Raymond Clarke has premiered works written especially for him by composers such as Alun Hoddinott (Tenth Sonata, 1989), Matthew Taylor (Sinfonia Concertante, 1990) and John Pickard (Sonata, 1987). After giving the first performance of Andrzej Panufnik's Concerto in its 1986 revision, Michael Kennedy described him in The Daily Telegraph as "an astonishing virtuoso of the contemporary keyboard ... destined to be a major champion of twentieth-century music." He also broadcasts as a soloist for BBC Radio 3. His radio broadcasts have featured repertoire ranging from L.v. Beethoven’s Sonata No. 32 in C Minor Op. 111 to Robert Simpson’s Piano Concerto with the BBC Symphony Orchestra. Two of his commercial CD’s have been chosen by Gramophone magazine’s annual ‘Critics’ Choice’ retrospective as being among the best releases on any label.

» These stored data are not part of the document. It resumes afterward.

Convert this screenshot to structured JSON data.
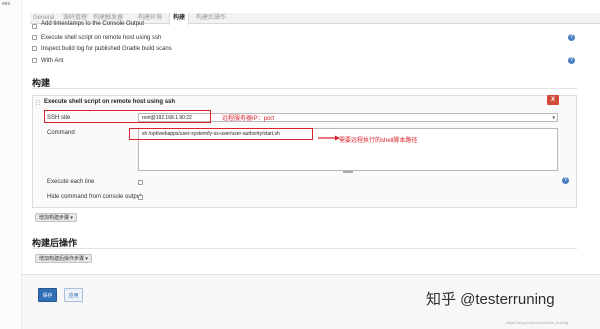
{
  "window": {
    "ghost_title": "ees"
  },
  "tabs": [
    {
      "label": "General",
      "active": false
    },
    {
      "label": "源码管理",
      "active": false
    },
    {
      "label": "构建触发器",
      "active": false
    },
    {
      "label": "构建环境",
      "active": false
    },
    {
      "label": "构建",
      "active": true
    },
    {
      "label": "构建后操作",
      "active": false
    }
  ],
  "env_options": [
    {
      "label": "Add timestamps to the Console Output",
      "checked": false
    },
    {
      "label": "Execute shell script on remote host using ssh",
      "checked": false
    },
    {
      "label": "Inspect build log for published Gradle build scans",
      "checked": false
    },
    {
      "label": "With Ant",
      "checked": false
    }
  ],
  "help_icon_glyph": "?",
  "build": {
    "section_title": "构建",
    "step": {
      "title": "Execute shell script on remote host using ssh",
      "delete_label": "X",
      "ssh_site_label": "SSH site",
      "ssh_site_value": "root@192.168.1.90:22",
      "command_label": "Command",
      "command_value": "sh /opt/webapps/user-system/ly-sx-user/user-authority/start.sh",
      "execute_each_line_label": "Execute each line",
      "hide_command_label": "Hide command from console output"
    },
    "add_step_label": "增加构建步骤 ▾"
  },
  "annotations": {
    "ssh_note": "远程服务器IP：port",
    "command_note": "需要远程执行的shell脚本路径"
  },
  "post_build": {
    "section_title": "构建后操作",
    "add_step_label": "增加构建后操作步骤 ▾"
  },
  "footer": {
    "save_label": "保存",
    "apply_label": "应用"
  },
  "watermark": "知乎 @testerruning",
  "url_watermark": "https://blog.csdn.net/weixin_testing",
  "colors": {
    "accent": "#2f6fb5",
    "annotation_red": "#d9232d",
    "delete_red": "#d24a3a",
    "help_blue": "#4a7fc1"
  }
}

Raymond teaches piano four days a week at the Music Departments of Bristol University and Cardiff University, and in order to focus on his students’ work there he does not accept any private pupils. He is also editor of The New Shostakovich, a full-length study of the composer D Shostakovich published by Pimlico with a foreword by Vladimir Ashkenazy. His recital programme for the 2009-2010 concert season is as follows: Tchaikovsky: a selection of pieces from The Seasons, Op. 37a; Prokofiev: Sonata No. 8 in B flat, Op. 84; Sergei Rachmaninov: Nine Études-Tableaux, Op. 39 (complete); Balakirev: Islamey. In his spare time he is an enthusiastic CD collector with a library of thousands of discs.